Skillv1.0.1

ClawScan security

Locate your position on modern Windows · ClawHub's context-aware review of the artifact, metadata, and declared behavior.

Scanner verdict

BenignMar 15, 2026, 5:26 PM

Verdict: Benign
Confidence: high
Model: gpt-5-mini
Summary: The instructions and requirements match the stated purpose: an instruction-only PowerShell script that uses the WinRT Geolocator to return device coordinates and does not request unrelated credentials or installs.
Guidance: This skill is internally consistent with its description: it provides a full PowerShell script that uses Windows' native WinRT Geolocator and requests no credentials. Before running, inspect the script (it's included) and only run it on machines where you trust the source because it requires running powershell.exe with -ExecutionPolicy Bypass. Be aware that the output is the device's precise location — treat it as sensitive data and avoid sending it to external services unless you trust them. If you want to reduce risk, run the script locally rather than allowing autonomous agent invocation, and avoid pasting results into third-party reverse-geocoding APIs unless necessary.

Review Dimensions

Purpose & Capability: okName/description claim WinRT-based Windows geolocation; the SKILL.md contains a PowerShell 5.1 script that loads System.Runtime.WindowsRuntime and instantiates Windows.Devices.Geolocation. No unrelated environment variables, binaries, or network credentials are requested — this is proportional to the stated capability.
Instruction Scope: okThe runtime instructions are narrowly scoped to creating and running a PowerShell script that calls GetGeopositionAsync, converts the async result to a Task, and emits JSON. The script does not read other files, request unrelated system data, or transmit results to remote endpoints.
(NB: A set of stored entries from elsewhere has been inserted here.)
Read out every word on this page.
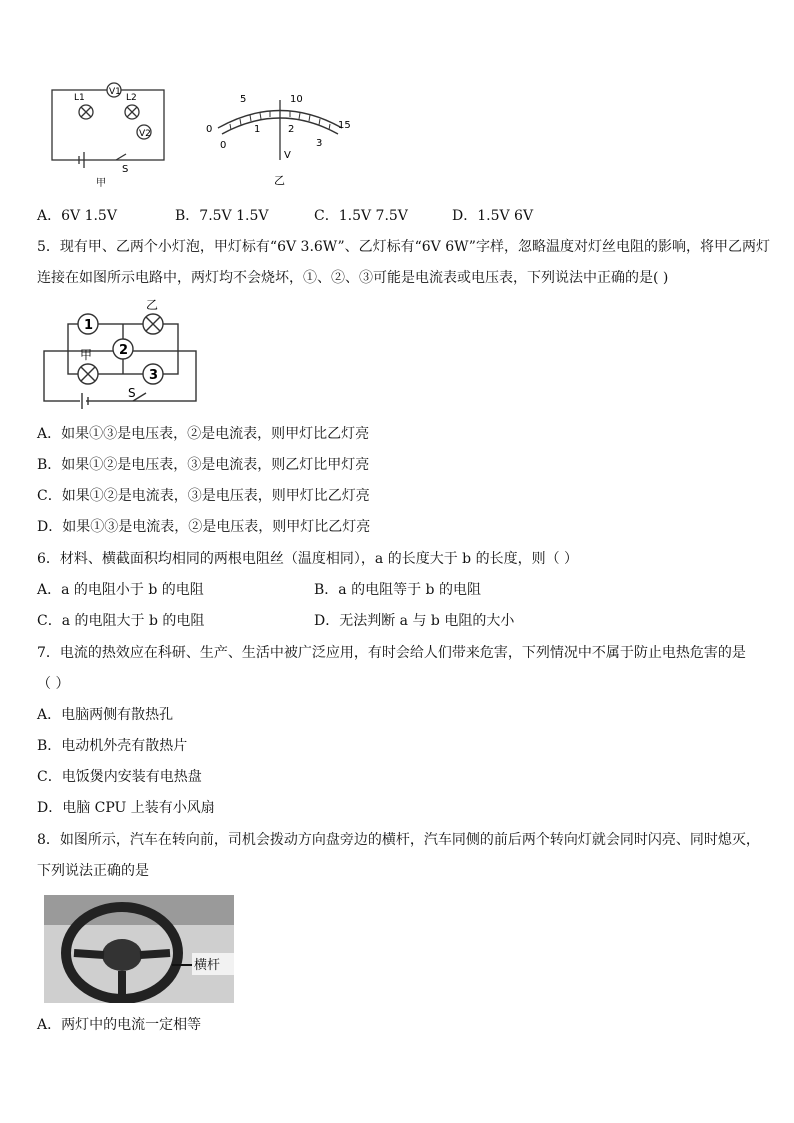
V1
L1	L2
V2
S
甲
5	10
15
0
0
1	2
3
V
乙
A．6V 1.5V	B．7.5V 1.5V	C．1.5V 7.5V	D．1.5V 6V
5．现有甲、乙两个小灯泡，甲灯标有“6V 3.6W”、乙灯标有“6V 6W”字样，忽略温度对灯丝电阻的影响，将甲乙两灯
连接在如图所示电路中，两灯均不会烧坏，①、②、③可能是电流表或电压表，下列说法中正确的是( )
1
2
3
乙
甲
S
A．如果①③是电压表，②是电流表，则甲灯比乙灯亮
B．如果①②是电压表，③是电流表，则乙灯比甲灯亮
C．如果①②是电流表，③是电压表，则甲灯比乙灯亮
D．如果①③是电流表，②是电压表，则甲灯比乙灯亮
6．材料、横截面积均相同的两根电阻丝（温度相同），a 的长度大于 b 的长度，则（ ）
A．a 的电阻小于 b 的电阻	B．a 的电阻等于 b 的电阻
C．a 的电阻大于 b 的电阻	D．无法判断 a 与 b 电阻的大小
7．电流的热效应在科研、生产、生活中被广泛应用，有时会给人们带来危害，下列情况中不属于防止电热危害的是
（ ）
A．电脑两侧有散热孔
B．电动机外壳有散热片
C．电饭煲内安装有电热盘
D．电脑 CPU 上装有小风扇
8．如图所示，汽车在转向前，司机会拨动方向盘旁边的横杆，汽车同侧的前后两个转向灯就会同时闪亮、同时熄灭，
下列说法正确的是
横杆
A．两灯中的电流一定相等
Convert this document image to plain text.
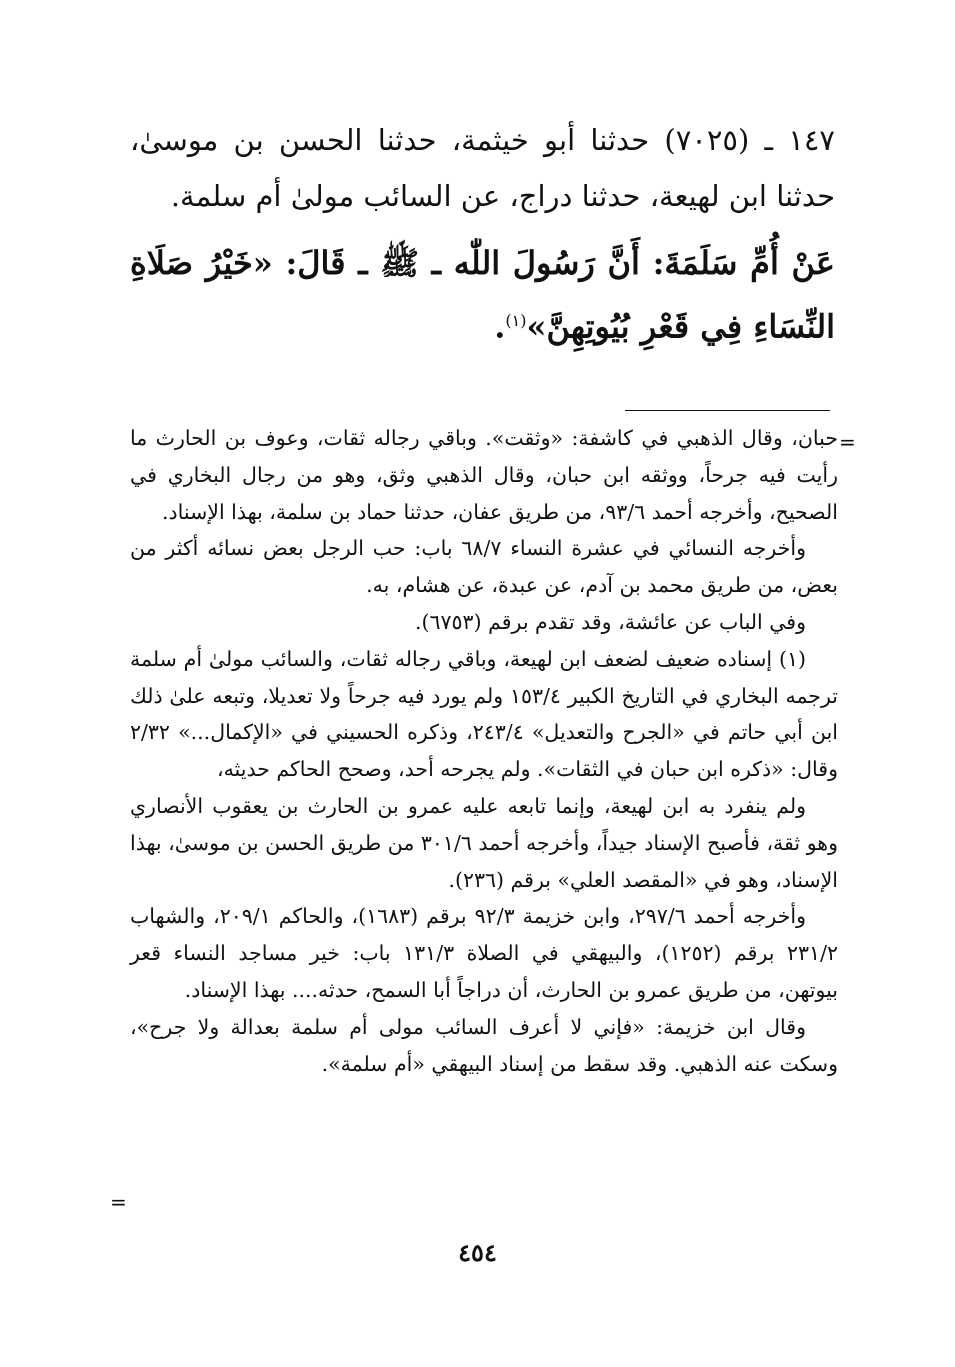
١٤٧ ـ (٧٠٢٥) حدثنا أبو خيثمة، حدثنا الحسن بن موسىٰ، حدثنا ابن لهيعة، حدثنا دراج، عن السائب مولىٰ أم سلمة.

عَنْ أُمِّ سَلَمَةَ: أَنَّ رَسُولَ اللّٰه ـ ﷺ ـ قَالَ: «خَيْرُ صَلَاةِ النِّسَاءِ فِي قَعْرِ بُيُوتِهِنَّ»$^{(١)}$.

=

حبان، وقال الذهبي في كاشفة: «وثقت». وباقي رجاله ثقات، وعوف بن الحارث ما رأيت فيه جرحاً، ووثقه ابن حبان، وقال الذهبي وثق، وهو من رجال البخاري في الصحيح، وأخرجه أحمد ٩٣/٦، من طريق عفان، حدثنا حماد بن سلمة، بهذا الإسناد.

وأخرجه النسائي في عشرة النساء ٦٨/٧ باب: حب الرجل بعض نسائه أكثر من بعض، من طريق محمد بن آدم، عن عبدة، عن هشام، به.

وفي الباب عن عائشة، وقد تقدم برقم (٦٧٥٣).

(١) إسناده ضعيف لضعف ابن لهيعة، وباقي رجاله ثقات، والسائب مولىٰ أم سلمة ترجمه البخاري في التاريخ الكبير ١٥٣/٤ ولم يورد فيه جرحاً ولا تعديلا، وتبعه علىٰ ذلك ابن أبي حاتم في «الجرح والتعديل» ٢٤٣/٤، وذكره الحسيني في «الإكمال...» ٢/٣٢ وقال: «ذكره ابن حبان في الثقات». ولم يجرحه أحد، وصحح الحاكم حديثه،

ولم ينفرد به ابن لهيعة، وإنما تابعه عليه عمرو بن الحارث بن يعقوب الأنصاري وهو ثقة، فأصبح الإسناد جيداً، وأخرجه أحمد ٣٠١/٦ من طريق الحسن بن موسىٰ، بهذا الإسناد، وهو في «المقصد العلي» برقم (٢٣٦).

وأخرجه أحمد ٢٩٧/٦، وابن خزيمة ٩٢/٣ برقم (١٦٨٣)، والحاكم ٢٠٩/١، والشهاب ٢٣١/٢ برقم (١٢٥٢)، والبيهقي في الصلاة ١٣١/٣ باب: خير مساجد النساء قعر بيوتهن، من طريق عمرو بن الحارث، أن دراجاً أبا السمح، حدثه.... بهذا الإسناد.

وقال ابن خزيمة: «فإني لا أعرف السائب مولى أم سلمة بعدالة ولا جرح»، وسكت عنه الذهبي. وقد سقط من إسناد البيهقي «أم سلمة».

=
٤٥٤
Note: it instructs the user to run powershell.exe with -ExecutionPolicy Bypass, which is a common mechanism to run unsigned scripts but increases the risk if the script source is untrusted; the SKILL.md itself contains the full script for review.
Install Mechanism: okNo install spec and no code files beyond SKILL.md (instruction-only). Nothing is downloaded or written to disk by an installer step. This is the lowest-risk install profile.
Credentials: okNo environment variables, credentials, or config paths are required. The only sensitive output is device location (coordinates), which is expected for a geolocation utility. The documentation's reverse-geocoding example would send coordinates to a third-party service (external data exfiltration risk if you do that), but that example is optional and clearly labeled.
Persistence & Privilege: okThe skill does not request persistent presence (always:false) and does not modify other skill or system configurations. The platform default allowing autonomous invocation remains in effect, but this skill does not request elevated privileges or persistent tokens.